A brutal campaign against LGBT people has been sweeping through Chechnya, a conservative Muslim republic in Russia.
Head of the Chechen Republic Ramzan Kadyrov has ordered law enforcement and security agent officials to abduct dozens of men on the suspicion that they are gay. It is reported that some of the men have disappeared being tortured and humiliated.
This information was first published by leading independent Russian paper Novaya Gazeta on 1 April, though it was initially dismissed as an ‘April Fools’ Joke’.
Kadyrov’s press secretary described the report as ‘absolute lies and disinformation’ stating that there were no gay people in the Chechen region.
“If there were such people in Chechnya, law-enforcement agencies wouldn’t need to have anything to do with them because their relatives would send them somewhere from which there is no returning”.
People in Chechnya are afraid to speak to human rights monitors or journalists (anonymously or not) due to the climate of fear and being intimidated into silence.
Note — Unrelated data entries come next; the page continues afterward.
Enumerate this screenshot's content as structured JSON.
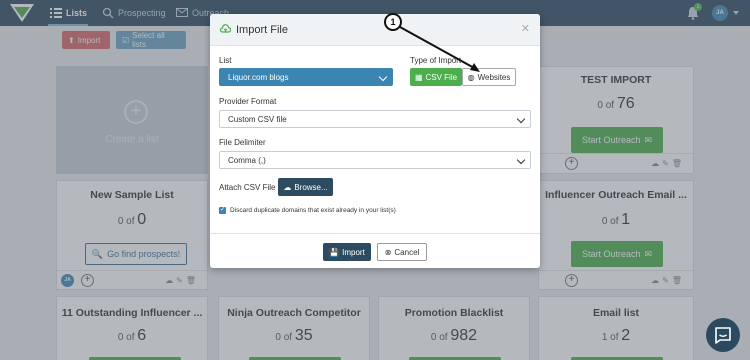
{
  "nav": {
    "items": [
      {
        "label": "Lists",
        "icon": "list-icon",
        "active": true
      },
      {
        "label": "Prospecting",
        "icon": "search-icon",
        "active": false
      },
      {
        "label": "Outreach",
        "icon": "mail-icon",
        "active": false
      }
    ],
    "notification_count": "1",
    "user_initials": "JA"
  },
  "toolbar": {
    "import_label": "Import",
    "select_all_label": "Select all lists"
  },
  "cards": {
    "create_label": "Create a list",
    "test_import": {
      "title": "TEST IMPORT",
      "of": "0 of",
      "total": "76",
      "button": "Start Outreach"
    },
    "new_sample": {
      "title": "New Sample List",
      "of": "0 of",
      "total": "0",
      "button": "Go find prospects!"
    },
    "influencer": {
      "title": "Influencer Outreach Email ...",
      "of": "0 of",
      "total": "1",
      "button": "Start Outreach"
    },
    "outstanding": {
      "title": "11 Outstanding Influencer ...",
      "of": "0 of",
      "total": "6"
    },
    "ninja": {
      "title": "Ninja Outreach Competitor",
      "of": "0 of",
      "total": "35"
    },
    "blacklist": {
      "title": "Promotion Blacklist",
      "of": "0 of",
      "total": "982"
    },
    "email_list": {
      "title": "Email list",
      "of": "1 of",
      "total": "2"
    }
  },
  "modal": {
    "title": "Import File",
    "list_label": "List",
    "list_value": "Liquor.com blogs",
    "type_label": "Type of Import",
    "type_csv": "CSV File",
    "type_web": "Websites",
    "provider_label": "Provider Format",
    "provider_value": "Custom CSV file",
    "delimiter_label": "File Delimiter",
    "delimiter_value": "Comma (,)",
    "attach_label": "Attach CSV File",
    "browse_label": "Browse...",
    "discard_label": "Discard duplicate domains that exist already in your list(s)",
    "discard_checked": true,
    "import_button": "Import",
    "cancel_button": "Cancel"
  },
  "annotation": {
    "number": "1"
  },
  "colors": {
    "nav_bg": "#2c4a5f",
    "accent_green": "#4cae4c",
    "accent_blue": "#3b85b3",
    "danger": "#d96767"
  }
}
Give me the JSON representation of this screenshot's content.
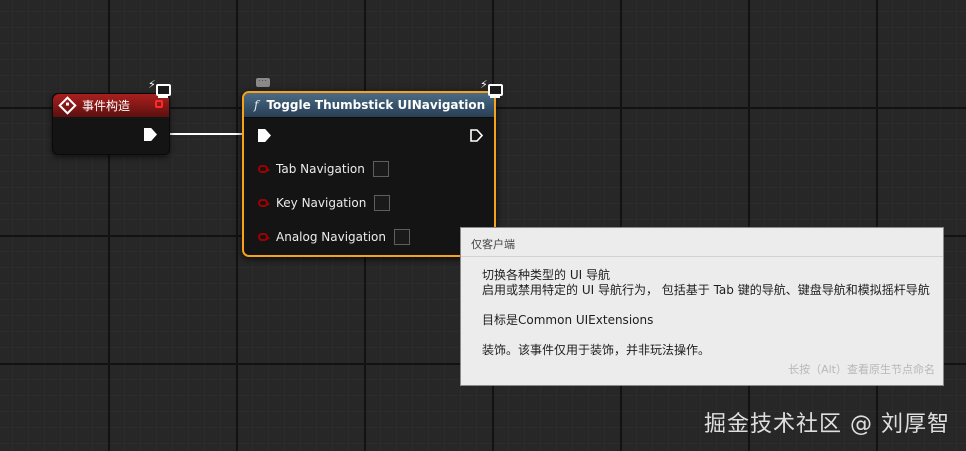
{
  "event_node": {
    "title": "事件构造"
  },
  "function_node": {
    "title": "Toggle Thumbstick UINavigation",
    "title_icon": "function-f-icon",
    "pins": [
      {
        "label": "Tab Navigation",
        "checked": false
      },
      {
        "label": "Key Navigation",
        "checked": false
      },
      {
        "label": "Analog Navigation",
        "checked": false
      }
    ]
  },
  "tooltip": {
    "header": "仅客户端",
    "lines": [
      "切换各种类型的 UI 导航",
      "启用或禁用特定的 UI 导航行为， 包括基于 Tab 键的导航、键盘导航和模拟摇杆导航",
      "目标是Common UIExtensions",
      "装饰。该事件仅用于装饰，并非玩法操作。"
    ],
    "hint": "长按（Alt）查看原生节点命名"
  },
  "watermark": "掘金技术社区 @ 刘厚智",
  "colors": {
    "selection_outline": "#f7a21b",
    "event_header": "#8b1a18",
    "function_header": "#3a5670",
    "bool_pin": "#a10000"
  }
}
The authorities are not the only issue for members of the LGBT community in Chechnya. Homosexuality is so taboo that family members are expected to perform ‘honour killings’ of gay relatives.
To get away from the fear that has taken over the region, a secret shelter in Moscow has seen at least 30 people arrive since the outbreak of the information.
There have also been reports of the captured men being taken to the ‘Argun Detention Centre’ – with many people referring to it as a gay concentration camp. Although reports of a concentration camp may not be accurate, humans rights groups claim that the Chechen situation is the worst abuse of LGBT people in years.
Deputy Executive Director at Outright International, Maria Sjodin told NBC news that there has never been anything on this scale, “we’ve heard of attacks from both state and non-state actors around the world happening on a fairly frequent basis, but based on the information that’s available – this is set apart.”
The World’s Response
Since the brutal campaign has come into light over the past month protests have been held outside Russian embassies worldwide, including in London. Despite this, the international community has been accused of being slow to react.
Gay men not persecuted in Chechnya: Russia https://t.co/9ouVoLkPOM pic.twitter.com/muLy5gcdj1
— Sky News Australia (@SkyNewsAust) April 25, 2017
Not only has the sweep been condemned by Western governments as well as the United Nations and rights groups. Activists in Russia have set up an underground network to spirit the victims out of Chechnya and to protect them from potentially violent situations.
“Gays in Chechnya and the North Caucasus are in lethal danger,” Igor Kochetkov, director of the Russian LGBT Network, said in a telephone interview.
“People whose partners are detained have every reason to believe they will be arrested. It is very hard not to name the names under torture.”
Last week, Foreign Minister Julie Bishop said Australia was “concerned at reports of mass arrests of individuals in Chechnya in the Russian Federation due to their perceived or actual sexual orientation.”
On Saturday, Canada chimed in on the discussion, calling on Russia to ‘immediately ensure the safety of all persons in Chechnya.’
The United States has placed pressure on Russia to condemn the reported attacks as Ambassador to the United Nations, Nikki Haley, urged authorities to intervene in the human rights abuses in Chechnya.
“We continue to be disturbed by reports of kidnapping, torture, murder of people in Chechnya based on their sexual orientation and those persecuted by association.”
Rights Around the World
It is suggested that Australia is lagging behind the rest of the world when it comes to the campaign for same-sex marriage as counties with similar cultural backgrounds having now legalised same-sex marriage. Yet, based on total country numbers Australia joins the majority in restricting marriage to couples of just a man and woman.
Out of 209 countries only 23 allow same-sex couples to marry, the ABC identified.
There are certain places in the world where LGBT people struggle to simply stay out of gaol as there are more than 70 countries where homosexual acts are illegal.
Many of the countries identified in the below map fall within two main categories – with just over half being former colonies mostly in Africa that inherited discriminatory laws but never repealed them, while the others are majority-Muslim countries.
The death penalty is in place for same-sex sexual acts in at least eleven countries worldwide – Sudan, Iran, Saudi Arabia and Yemen and in parts of Nigeria and Somalia. The death penalty could also be imposed in Mauritania, Afghanistan, Pakistan, Qatar and the United Arab Emirates through Sharia Law.